Köylerimiz, kırsal kalkınma ve sürdürülebilir tarımın temel yapı taşlarıdır. Bu alanlar, tarımsal üretimin yanı sıra, kültürel ve sosyal yaşamın da canlı birer merkezi olarak büyük bir öneme sahiptir. Ancak köylerde yaşanan mülkiyet sorunları, köylülerin yerleşim alanlarını terk etmelerine ve büyük kentlere göç etmelerine sebep olmaktadır. Bu durum hem tarımsal üretimde hem de kırsal kalkınmada ciddi aksaklıklara yol açmaktadır. Köylülerin kentlere göç etmesini önlemek ve kırsal alanların sürdürülebilirliğini sağlamak için köylerdeki mülkiyet sorunlarının ivedilikle çözülmesi gerekmektedir. Mülkiyet haklarının netleştirilmesi ve köylülerin topraklarına sahip çıkabilmesi, onların köylerinde kalmalarını ve tarımsal faaliyetlerini sürdürebilmelerini teşvik edecektir. Böylece hem köylerin ekonomik yapısı güçlenecek hem de kentlere olan göç baskısı azalacaktır. Burada köy alanlarının tespitlerinin mahalli idareler tarafından bir an önce köy dokusu bulunan alanlarda başlatılması ve Tarım Bakanlığı'nca da bürokratik sürecin azaltılmasını önemsiyoruz.

BÜROKRATİK SÜREÇLER ENGEL

“Köy yerleşik alan dokusu bulunmayan tarım alanlarında ise 75 metrekare bağ evi ve entegre tesis niteliğinde bulunmayan ahır ve sera gibi tarımsal yapıların çiftçiler tarafından inşa edilmesindeki izinlerin sürecinde de bakan oluruna kadar varan bürokratik süreçlerin azaltılmasını vatandaş lehine önemsiyoruz.”

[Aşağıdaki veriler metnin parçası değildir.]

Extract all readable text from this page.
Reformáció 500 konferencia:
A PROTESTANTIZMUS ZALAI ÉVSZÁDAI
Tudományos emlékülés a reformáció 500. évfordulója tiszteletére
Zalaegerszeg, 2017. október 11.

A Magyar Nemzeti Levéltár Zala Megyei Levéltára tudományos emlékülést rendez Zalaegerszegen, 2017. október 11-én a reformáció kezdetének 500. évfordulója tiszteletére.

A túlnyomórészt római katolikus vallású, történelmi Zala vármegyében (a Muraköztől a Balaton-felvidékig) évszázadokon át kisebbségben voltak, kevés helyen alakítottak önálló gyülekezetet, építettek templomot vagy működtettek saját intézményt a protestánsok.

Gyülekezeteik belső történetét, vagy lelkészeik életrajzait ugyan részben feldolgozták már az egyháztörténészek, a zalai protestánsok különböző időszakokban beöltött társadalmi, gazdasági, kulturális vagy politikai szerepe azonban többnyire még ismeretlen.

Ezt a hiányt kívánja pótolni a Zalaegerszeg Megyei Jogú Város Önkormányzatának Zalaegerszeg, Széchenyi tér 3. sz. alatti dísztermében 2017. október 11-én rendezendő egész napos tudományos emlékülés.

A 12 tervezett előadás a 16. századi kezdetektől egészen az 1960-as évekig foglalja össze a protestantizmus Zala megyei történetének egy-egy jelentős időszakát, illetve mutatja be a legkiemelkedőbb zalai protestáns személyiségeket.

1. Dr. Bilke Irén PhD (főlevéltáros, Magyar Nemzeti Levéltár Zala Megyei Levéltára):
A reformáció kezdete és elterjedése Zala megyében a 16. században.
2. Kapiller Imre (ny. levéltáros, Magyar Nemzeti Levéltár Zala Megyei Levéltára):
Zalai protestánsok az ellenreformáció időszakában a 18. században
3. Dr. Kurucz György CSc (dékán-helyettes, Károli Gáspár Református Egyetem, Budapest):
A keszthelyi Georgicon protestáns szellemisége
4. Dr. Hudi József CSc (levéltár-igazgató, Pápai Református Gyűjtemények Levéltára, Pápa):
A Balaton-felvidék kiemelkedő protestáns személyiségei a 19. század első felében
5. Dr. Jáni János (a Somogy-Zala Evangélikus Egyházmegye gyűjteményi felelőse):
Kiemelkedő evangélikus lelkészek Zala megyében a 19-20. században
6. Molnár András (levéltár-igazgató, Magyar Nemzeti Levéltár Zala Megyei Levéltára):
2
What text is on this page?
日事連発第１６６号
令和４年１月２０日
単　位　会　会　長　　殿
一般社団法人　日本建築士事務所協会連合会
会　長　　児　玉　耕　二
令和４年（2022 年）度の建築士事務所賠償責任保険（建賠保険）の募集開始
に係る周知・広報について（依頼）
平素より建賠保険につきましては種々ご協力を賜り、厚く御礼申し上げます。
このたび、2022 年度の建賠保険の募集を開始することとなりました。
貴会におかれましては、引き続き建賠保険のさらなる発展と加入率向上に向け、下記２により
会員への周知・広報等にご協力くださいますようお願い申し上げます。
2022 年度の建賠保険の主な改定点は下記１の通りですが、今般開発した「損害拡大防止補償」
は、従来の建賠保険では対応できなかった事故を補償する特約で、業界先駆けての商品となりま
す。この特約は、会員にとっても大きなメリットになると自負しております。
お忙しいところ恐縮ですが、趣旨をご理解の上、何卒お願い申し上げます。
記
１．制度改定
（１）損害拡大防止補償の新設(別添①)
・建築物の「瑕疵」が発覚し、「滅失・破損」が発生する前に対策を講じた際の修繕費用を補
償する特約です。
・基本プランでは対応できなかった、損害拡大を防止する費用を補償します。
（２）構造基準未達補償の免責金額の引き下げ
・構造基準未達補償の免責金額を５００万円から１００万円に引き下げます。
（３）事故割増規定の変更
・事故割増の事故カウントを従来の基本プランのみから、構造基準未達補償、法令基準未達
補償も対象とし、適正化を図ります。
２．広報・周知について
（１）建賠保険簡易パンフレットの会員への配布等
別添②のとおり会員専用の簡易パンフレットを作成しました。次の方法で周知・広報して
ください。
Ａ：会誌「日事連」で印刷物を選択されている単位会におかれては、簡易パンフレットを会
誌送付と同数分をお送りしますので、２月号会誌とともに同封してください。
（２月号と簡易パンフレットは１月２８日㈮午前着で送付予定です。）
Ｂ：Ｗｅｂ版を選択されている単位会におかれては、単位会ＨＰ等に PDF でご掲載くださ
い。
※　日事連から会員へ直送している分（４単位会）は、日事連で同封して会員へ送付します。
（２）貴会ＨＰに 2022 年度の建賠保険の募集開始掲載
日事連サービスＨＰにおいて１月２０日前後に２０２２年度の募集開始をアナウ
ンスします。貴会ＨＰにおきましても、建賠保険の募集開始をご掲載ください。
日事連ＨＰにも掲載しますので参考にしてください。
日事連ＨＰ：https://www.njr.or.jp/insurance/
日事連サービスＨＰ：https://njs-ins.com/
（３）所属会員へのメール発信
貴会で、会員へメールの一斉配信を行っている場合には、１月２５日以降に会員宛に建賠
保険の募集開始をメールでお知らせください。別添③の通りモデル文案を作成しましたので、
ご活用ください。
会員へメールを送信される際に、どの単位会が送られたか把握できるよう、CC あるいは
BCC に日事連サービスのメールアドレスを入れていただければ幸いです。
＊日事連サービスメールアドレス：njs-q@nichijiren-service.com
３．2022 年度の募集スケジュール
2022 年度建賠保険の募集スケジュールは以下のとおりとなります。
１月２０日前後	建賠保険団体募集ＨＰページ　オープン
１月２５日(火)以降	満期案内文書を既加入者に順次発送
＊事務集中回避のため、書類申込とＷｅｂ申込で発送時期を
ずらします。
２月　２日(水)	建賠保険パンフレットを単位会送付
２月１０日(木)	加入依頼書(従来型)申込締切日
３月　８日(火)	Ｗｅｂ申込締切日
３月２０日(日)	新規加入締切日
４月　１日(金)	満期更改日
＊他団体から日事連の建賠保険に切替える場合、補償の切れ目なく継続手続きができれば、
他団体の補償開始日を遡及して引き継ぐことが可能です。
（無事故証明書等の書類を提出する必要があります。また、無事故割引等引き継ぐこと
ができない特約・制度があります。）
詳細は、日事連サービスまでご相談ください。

KENTSEL DÖNÜŞÜM BÜTÜNCÜL ELE ALINMALI

Serter Kocababa, kentsel dönüşümün bütüncül stratejilerle uygulanması gerekliliğine dikkat çekti. Sadece bina çerçevesinde yapılan uygulamaların sorunları da beraberinde getirdiğini vurguladı. Kocababa, bu konuda şu uyarılarda bulundu:

Kentsel dönüşüm projeleri, genellikle bina bazında ele alınmakta ve bu yaklaşım bütüncül bir kentsel dönüşüm stratejisinin uygulanmasını engellemektedir. Bu durum şehirlerde halihazırda yetersiz olan sosyal donatı alanlarının daha da daralmasına ve çevresel faktörlerin kötüleşmesine neden olmaktadır. Strateji olmadan yürütülen işlemler devam etmesi durumunda bir süre sonra konuşacağımız konu maalesef Antalya için rezerv bir şehir alanı nerede bulabiliriz konusunu tartışacağız ve şehrimizin coğrafi konumu itibariyle bu da çok mümkün değil. Yeni tarım arazilerinin korunması anlamında da bugün bu noktada bütüncül bir kentsel dönüşüm stratejisini idareler tarafından bir an önce benimsenmesi ve bu doğrultuda tüm işlemlerin yürütülmesi gerekmektedir.